No PCS nº 190/06.9GDGMR do 1º Juízo Criminal de Guimarães, foi o arguido condenado por decisão de 18/06/2007, transitada em 03/09/2007, pela prática em 17/06/2006, de um crime de condução sem carta, numa pena de 4 meses de prisão suspensa por 18 meses;
No PCS nº 287/06.5GDGMR do 2º Juízo Criminal de Guimarães, foi o arguido condenado por decisão de 19/06/2008, transitada em 21/07/2008, pela prática em 25/08/2006, de um crime de furto qualificado, numa pena de 30 meses de prisão suspensa por 30 meses;
No PCS nº 529/09.5GDGMR do 1º Juízo Criminal de Guimarães, foi o arguido condenado por decisão de 25/10/2010, transitada em 03/10/2011, pela prática em 09/12/2009, de um crime de furto qualificado, na forma tentada, numa pena de 8 meses de prisão, pena essa extinta;
No PCS nº 274/15.2GDGMR do 1º Juízo Criminal de Guimarães, foi o arguido condenado por decisão de 19/10/2015, transitada em 18/11/2015, pela prática em 12/10/2015, de um crime de detenção de arma proibida, numa pena de 6 meses de prisão, substituída por 180 horas de trabalho;

Factos não provados
Que no assalto de 28/04/2014, o arguido A. G. se tenha apropriado de um cinto dourado e de um isqueiro com a inscrição “Portugal”.

Na motivação da decisão da matéria de facto e exame crítico das provas, consta o seguinte (transcrição):
O Tribunal baseou a sua convicção na análise crítica da prova produzida, concretamente no teor das declarações do arguido A. A. – único que manifestou o propósito de prestar declarações, prova documental, testemunhal e pericial produzidas, iluminadas pelas regras de experiência comum.

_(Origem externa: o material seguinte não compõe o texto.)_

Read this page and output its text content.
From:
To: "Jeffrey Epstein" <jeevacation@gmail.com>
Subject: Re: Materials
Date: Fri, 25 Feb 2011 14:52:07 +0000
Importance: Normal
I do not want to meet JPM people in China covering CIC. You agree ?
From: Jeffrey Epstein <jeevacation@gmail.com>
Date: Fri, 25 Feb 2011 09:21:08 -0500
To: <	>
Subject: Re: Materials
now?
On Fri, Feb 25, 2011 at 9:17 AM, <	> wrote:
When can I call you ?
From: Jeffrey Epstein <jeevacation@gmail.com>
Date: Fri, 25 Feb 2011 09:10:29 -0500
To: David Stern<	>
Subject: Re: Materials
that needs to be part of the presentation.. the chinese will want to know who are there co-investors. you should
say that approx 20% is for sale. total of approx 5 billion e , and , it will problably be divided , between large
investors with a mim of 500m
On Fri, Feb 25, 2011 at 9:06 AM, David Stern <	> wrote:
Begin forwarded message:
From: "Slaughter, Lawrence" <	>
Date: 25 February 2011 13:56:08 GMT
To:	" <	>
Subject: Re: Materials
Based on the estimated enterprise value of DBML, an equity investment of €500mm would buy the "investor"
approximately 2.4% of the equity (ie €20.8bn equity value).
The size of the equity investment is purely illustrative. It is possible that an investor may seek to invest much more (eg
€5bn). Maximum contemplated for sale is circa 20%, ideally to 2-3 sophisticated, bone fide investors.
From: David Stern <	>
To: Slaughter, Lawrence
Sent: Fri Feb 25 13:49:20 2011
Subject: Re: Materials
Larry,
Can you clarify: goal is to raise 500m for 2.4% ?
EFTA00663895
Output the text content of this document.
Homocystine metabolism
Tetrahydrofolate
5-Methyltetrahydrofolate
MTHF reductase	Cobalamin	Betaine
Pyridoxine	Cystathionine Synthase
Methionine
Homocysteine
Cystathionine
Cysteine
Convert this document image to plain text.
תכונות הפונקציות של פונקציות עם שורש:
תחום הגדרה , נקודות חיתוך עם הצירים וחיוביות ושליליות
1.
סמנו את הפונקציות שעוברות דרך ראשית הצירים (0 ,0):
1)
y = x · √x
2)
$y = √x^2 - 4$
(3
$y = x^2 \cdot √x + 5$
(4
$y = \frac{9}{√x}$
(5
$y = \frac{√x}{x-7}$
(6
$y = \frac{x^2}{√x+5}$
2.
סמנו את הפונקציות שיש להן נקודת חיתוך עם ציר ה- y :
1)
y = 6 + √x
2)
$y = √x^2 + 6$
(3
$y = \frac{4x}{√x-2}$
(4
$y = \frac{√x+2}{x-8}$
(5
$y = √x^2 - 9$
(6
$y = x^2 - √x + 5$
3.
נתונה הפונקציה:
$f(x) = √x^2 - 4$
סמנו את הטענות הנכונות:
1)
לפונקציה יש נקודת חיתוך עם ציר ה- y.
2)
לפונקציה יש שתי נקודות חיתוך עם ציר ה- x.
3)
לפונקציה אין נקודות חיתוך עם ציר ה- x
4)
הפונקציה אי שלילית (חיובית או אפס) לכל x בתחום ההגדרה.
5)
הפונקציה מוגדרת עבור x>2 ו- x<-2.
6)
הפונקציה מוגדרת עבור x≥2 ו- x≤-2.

Concretamente, quanto à autoria dos assaltos, foi absolutamente determinante o teor das declarações prestadas em sede de primeiro interrogatório de arguido detido, nos termos do art. 141º/4 b) do CPP, que foram objecto de reprodução, o qual confessou a sua participação nos três assaltos e o envolvimento dos co-arguidos J. M. e A. A. no assaltado ocorrido em 28/04/2014.
O arguido explicou que, quanto ao assalto de 28/04/2014, o assalto foi praticado pelos três co-arguidos, sendo que dois deles ( o J. M. e o A. A.) ficaram no carro a vigiar, sabendo que o declarante ia assaltar a habitação. Esclareceu que assaltou essa casa, levou luvas, forçou a janela com uma chave de fendas que já levava, que encontrou umas peças em ouro ( aliança e anel), um cinto e umas peças que nada valiam, sendo que o isqueiro e o cinto são dele próprio.

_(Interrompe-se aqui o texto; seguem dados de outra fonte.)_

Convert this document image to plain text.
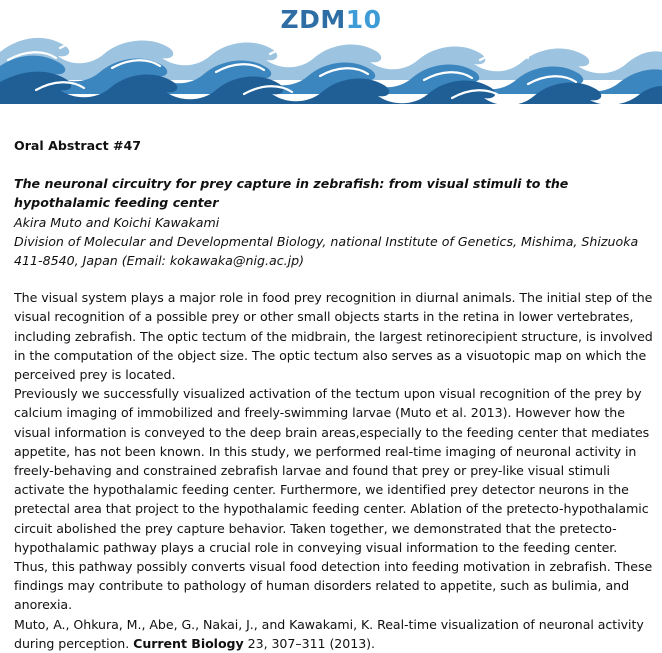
ZDM10

Oral Abstract #47

The neuronal circuitry for prey capture in zebrafish: from visual stimuli to the hypothalamic feeding center

Akira Muto and Koichi Kawakami

Division of Molecular and Developmental Biology, national Institute of Genetics, Mishima, Shizuoka 411-8540, Japan (Email: kokawaka@nig.ac.jp)

The visual system plays a major role in food prey recognition in diurnal animals. The initial step of the visual recognition of a possible prey or other small objects starts in the retina in lower vertebrates, including zebrafish. The optic tectum of the midbrain, the largest retinorecipient structure, is involved in the computation of the object size. The optic tectum also serves as a visuotopic map on which the perceived prey is located.

Previously we successfully visualized activation of the tectum upon visual recognition of the prey by calcium imaging of immobilized and freely-swimming larvae (Muto et al. 2013). However how the visual information is conveyed to the deep brain areas,especially to the feeding center that mediates appetite, has not been known. In this study, we performed real-time imaging of neuronal activity in freely-behaving and constrained zebrafish larvae and found that prey or prey-like visual stimuli activate the hypothalamic feeding center. Furthermore, we identified prey detector neurons in the pretectal area that project to the hypothalamic feeding center. Ablation of the pretecto-hypothalamic circuit abolished the prey capture behavior. Taken together, we demonstrated that the pretecto-hypothalamic pathway plays a crucial role in conveying visual information to the feeding center. Thus, this pathway possibly converts visual food detection into feeding motivation in zebrafish. These findings may contribute to pathology of human disorders related to appetite, such as bulimia, and anorexia.

Muto, A., Ohkura, M., Abe, G., Nakai, J., and Kawakami, K. Real-time visualization of neuronal activity during perception. Current Biology 23, 307–311 (2013).
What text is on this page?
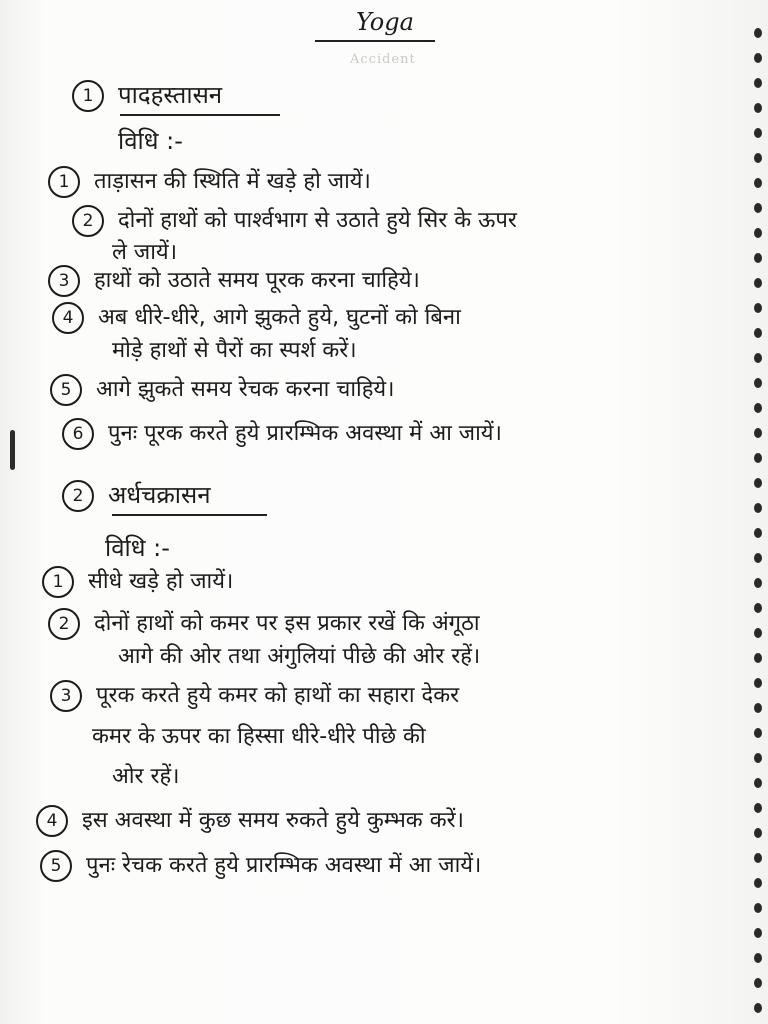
Accident
Yoga
1 पादहस्तासन
विधि :-
1 ताड़ासन की स्थिति में खड़े हो जायें।
2 दोनों हाथों को पार्श्वभाग से उठाते हुये सिर के ऊपर
ले जायें।
3 हाथों को उठाते समय पूरक करना चाहिये।
4 अब धीरे-धीरे, आगे झुकते हुये, घुटनों को बिना
मोड़े हाथों से पैरों का स्पर्श करें।
5 आगे झुकते समय रेचक करना चाहिये।
6 पुनः पूरक करते हुये प्रारम्भिक अवस्था में आ जायें।
2 अर्धचक्रासन
विधि :-
1 सीधे खड़े हो जायें।
2 दोनों हाथों को कमर पर इस प्रकार रखें कि अंगूठा
आगे की ओर तथा अंगुलियां पीछे की ओर रहें।
3 पूरक करते हुये कमर को हाथों का सहारा देकर
कमर के ऊपर का हिस्सा धीरे-धीरे पीछे की
ओर रहें।
4 इस अवस्था में कुछ समय रुकते हुये कुम्भक करें।
5 पुनः रेचक करते हुये प्रारम्भिक अवस्था में आ जायें।
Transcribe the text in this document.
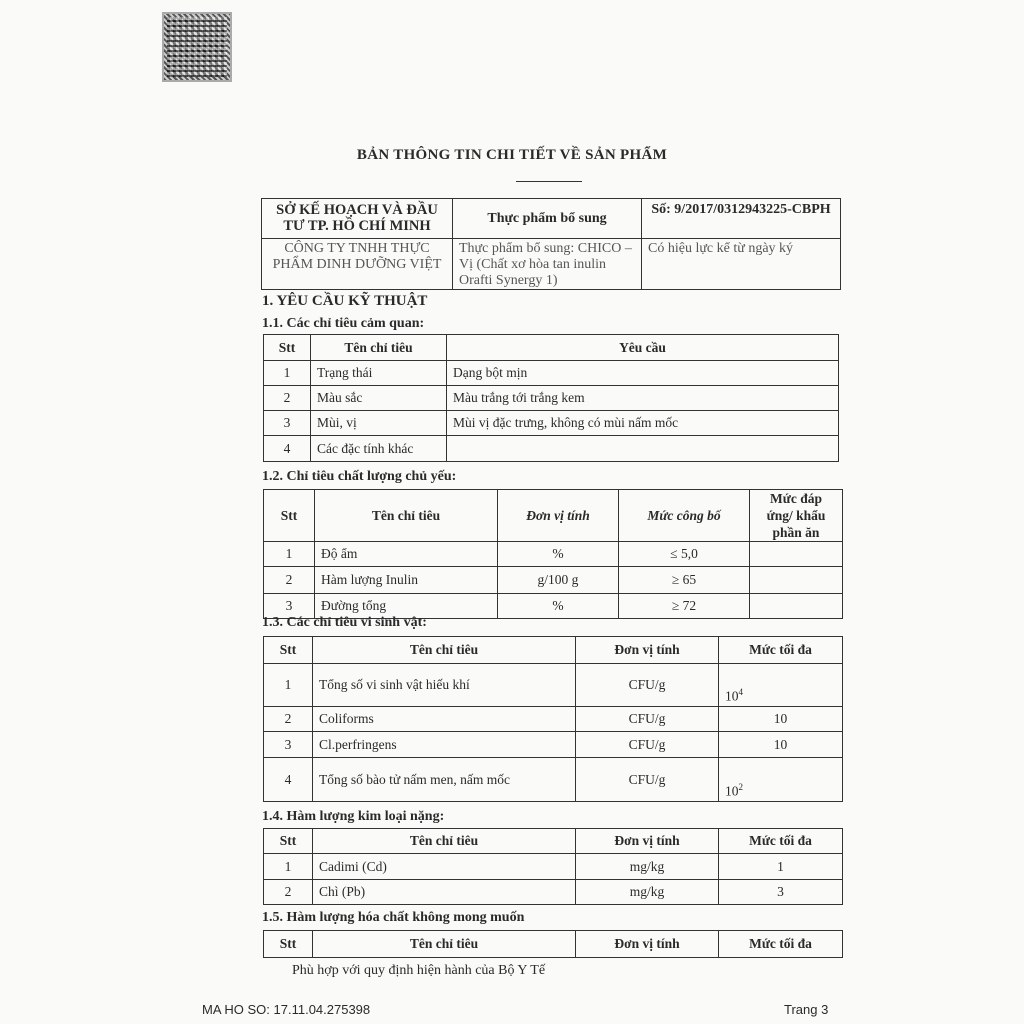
BẢN THÔNG TIN CHI TIẾT VỀ SẢN PHẨM
SỞ KẾ HOẠCH VÀ ĐẦU TƯ TP. HỒ CHÍ MINH	Thực phẩm bổ sung	Số: 9/2017/0312943225-CBPH
CÔNG TY TNHH THỰC PHẨM DINH DƯỠNG VIỆT	Thực phẩm bổ sung: CHICO – Vị (Chất xơ hòa tan inulin Orafti Synergy 1)	Có hiệu lực kể từ ngày ký
1. YÊU CẦU KỸ THUẬT
1.1. Các chỉ tiêu cảm quan:
Stt	Tên chỉ tiêu	Yêu cầu
1	Trạng thái	Dạng bột mịn
2	Màu sắc	Màu trắng tới trắng kem
3	Mùi, vị	Mùi vị đặc trưng, không có mùi nấm mốc
4	Các đặc tính khác	
1.2. Chỉ tiêu chất lượng chủ yếu:
Stt	Tên chỉ tiêu	Đơn vị tính	Mức công bố	Mức đáp ứng/ khẩu phần ăn
1	Độ ẩm	%	≤ 5,0	
2	Hàm lượng Inulin	g/100 g	≥ 65	
3	Đường tổng	%	≥ 72	
1.3. Các chỉ tiêu vi sinh vật:
Stt	Tên chỉ tiêu	Đơn vị tính	Mức tối đa
1	Tổng số vi sinh vật hiếu khí	CFU/g	$10^4$
2	Coliforms	CFU/g	10
3	Cl.perfringens	CFU/g	10
4	Tổng số bào tử nấm men, nấm mốc	CFU/g	$10^2$
1.4. Hàm lượng kim loại nặng:
Stt	Tên chỉ tiêu	Đơn vị tính	Mức tối đa
1	Cadimi (Cd)	mg/kg	1
2	Chì (Pb)	mg/kg	3
1.5. Hàm lượng hóa chất không mong muốn
Stt	Tên chỉ tiêu	Đơn vị tính	Mức tối đa
Phù hợp với quy định hiện hành của Bộ Y Tế
MA HO SO: 17.11.04.275398	Trang 3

Esclareceu que o assalto ocorreu perto das 15 horas e que um dos co-arguidos já conhecia a casa.
Também confessou a sua participação no assalto de 20/10/2013, numa habitação na Rua do …, na habitação do ofendido J. A., admitindo que trouxe peças em ouro, não se recordando se trouxe ou não uma quantia em dinheiro.
Por fim, confessou a sua participação no assalto de 11/11/2013, na D, local de onde apenas trouxe telemóveis e rebuçados e chocolates, não tendo trazido qualquer quantia em dinheiro, sendo certo que os telemóveis foram recuperados.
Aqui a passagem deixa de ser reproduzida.